Nicolas encarou Luke de uma forma desconfiada
— Seu pai não sabe disso, não é? Tenho certeza que ele está muito preocupado com você. Sabe que pode me contar qualquer coisa, certo? — perguntou mantendo o olhar no meu, eu sabia o que ele estava querendo dizer, mas não era como se Luke estivesse me sequestrando ou eu estivesse ali contra minha vontade.
— Eu sei disso. Já estou voltando para casa, então não precisa se preocupar. Não precisa contar nada ao meu pai.
— Nos últimos meses, desde o final do ano passado ele andou muito preocupado com você, chegou ao ponto de perder a concentração no trabalho dele. Ele se importa muito com você, não suportaria se alguma coisa lhe acontecesse.
— Eu sei disso, Nicolas. Obrigada, mas eu já estou voltando não tem que se preocupar.
— Quer que eu acompanhe você até em casa? — perguntou ele observando Luke de cima abaixo, sabia que ele não tinha gostado de Luke. Ele devia estar pensando que eu estava sendo coagida por Luke.
— Não precisa.
— Por que você está machucado?
— Isso é importante?— Luke respondeu com um ar atrevido
— É se você anda com a filha do meu melhor amigo. Eu os acompanho desde que ela era uma criança. É o meu dever cuidar dela. Se você tentar alguma gra...
— Ele...
— Não foi nada demais. — disse Luke me interrompendo e entregando os documentos, ele observou tudo direito e depois acenou com a cabeça.
— Acho bom voltar logo para casa, Verônica. Não é seguro ficar em um lugar como esse, na rua, sozinha.
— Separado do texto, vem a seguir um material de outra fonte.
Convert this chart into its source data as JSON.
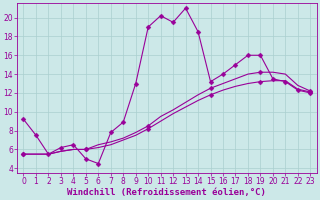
{
  "xlabel": "Windchill (Refroidissement éolien,°C)",
  "background_color": "#cce8e8",
  "grid_color": "#aacfcf",
  "line_color": "#990099",
  "xlim": [
    -0.5,
    23.5
  ],
  "ylim": [
    3.5,
    21.5
  ],
  "xticks": [
    0,
    1,
    2,
    3,
    4,
    5,
    6,
    7,
    8,
    9,
    10,
    11,
    12,
    13,
    14,
    15,
    16,
    17,
    18,
    19,
    20,
    21,
    22,
    23
  ],
  "yticks": [
    4,
    6,
    8,
    10,
    12,
    14,
    16,
    18,
    20
  ],
  "line1_x": [
    0,
    1,
    2,
    3,
    4,
    5,
    6,
    7,
    8,
    9,
    10,
    11,
    12,
    13,
    14,
    15,
    16,
    17,
    18,
    19,
    20,
    21,
    22,
    23
  ],
  "line1_y": [
    9.2,
    7.5,
    5.5,
    6.2,
    6.5,
    5.0,
    4.5,
    7.8,
    8.9,
    13.0,
    19.0,
    20.2,
    19.5,
    21.0,
    18.5,
    13.2,
    14.0,
    15.0,
    16.0,
    16.0,
    13.5,
    13.2,
    12.3,
    12.0
  ],
  "line2_x": [
    0,
    1,
    2,
    3,
    4,
    5,
    6,
    7,
    8,
    9,
    10,
    11,
    12,
    13,
    14,
    15,
    16,
    17,
    18,
    19,
    20,
    21,
    22,
    23
  ],
  "line2_y": [
    5.5,
    5.5,
    5.5,
    5.8,
    6.0,
    6.0,
    6.2,
    6.5,
    7.0,
    7.5,
    8.2,
    9.0,
    9.8,
    10.5,
    11.2,
    11.8,
    12.3,
    12.7,
    13.0,
    13.2,
    13.3,
    13.3,
    12.4,
    12.1
  ],
  "line3_x": [
    0,
    1,
    2,
    3,
    4,
    5,
    6,
    7,
    8,
    9,
    10,
    11,
    12,
    13,
    14,
    15,
    16,
    17,
    18,
    19,
    20,
    21,
    22,
    23
  ],
  "line3_y": [
    5.5,
    5.5,
    5.5,
    5.8,
    6.0,
    6.0,
    6.5,
    6.8,
    7.2,
    7.8,
    8.5,
    9.5,
    10.2,
    11.0,
    11.8,
    12.5,
    13.0,
    13.5,
    14.0,
    14.2,
    14.2,
    14.0,
    12.8,
    12.2
  ],
  "line1_marker_x": [
    0,
    1,
    2,
    3,
    4,
    5,
    6,
    7,
    8,
    9,
    10,
    11,
    12,
    13,
    14,
    15,
    16,
    17,
    18,
    19,
    20,
    21,
    22,
    23
  ],
  "line1_marker_y": [
    9.2,
    7.5,
    5.5,
    6.2,
    6.5,
    5.0,
    4.5,
    7.8,
    8.9,
    13.0,
    19.0,
    20.2,
    19.5,
    21.0,
    18.5,
    13.2,
    14.0,
    15.0,
    16.0,
    16.0,
    13.5,
    13.2,
    12.3,
    12.0
  ],
  "line2_marker_x": [
    0,
    5,
    10,
    15,
    19,
    23
  ],
  "line2_marker_y": [
    5.5,
    6.0,
    8.2,
    11.8,
    13.2,
    12.1
  ],
  "line3_marker_x": [
    0,
    5,
    10,
    15,
    19,
    23
  ],
  "line3_marker_y": [
    5.5,
    6.0,
    8.5,
    12.5,
    14.2,
    12.2
  ],
  "marker": "D",
  "marker_size": 2.5,
  "linewidth": 0.8,
  "xlabel_fontsize": 6.5,
  "tick_fontsize": 5.5
}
Ele voltou para a viatura e Luke deu partida na moto. Eu estava constrangida pelo fato de Nicolas ter tratado Luke como se ele fosse um criminoso, mas eu duvidava que alguma coisa que eu dissesse naquele momento pudesse mudar a situação.
Olhei no celular e vi que não passava das nove horas, ainda tinha chance de chegar em casa e meu pai não estar lá. Assim não precisaria explicar sobre Luke e precisava contar com o fato de que, Nicolas deixaria aquilo passar em branco, mas duvidava muito. Ele era melhor amigo do meu pai, e como ele tinha dito, sempre esteve na família, ele acompanhou o meu crescimento, era como um tio que eu nunca tive. Ele se preocupava comigo e tinha certeza que contaria ao meu pai. Como as folgas do meu pai eram alternadas, eu aproveitava o tempo que ele não estava em casa para sair com Luke.
Algum tempo depois Luke estacionou na frente da minha casa, o carro do meu pai não estava lá ainda, o que me causou um conforto. Desci da moto e entreguei o capacete a ele.
— Desculpa sobre o Nicolas e obrigada por hoje.
— Não se preocupe com isso, sou acostumado com essas situações.
Eu sorri
— Então... — começou e eu parei para observá-lo. — Até breve?
— Até breve! — Confirmei.
Ele sorriu colocando o capacete e eu fui até a porta, antes de entrar parei para observá-lo dar partida na moto e sumir na estrada, e, só então, entrei.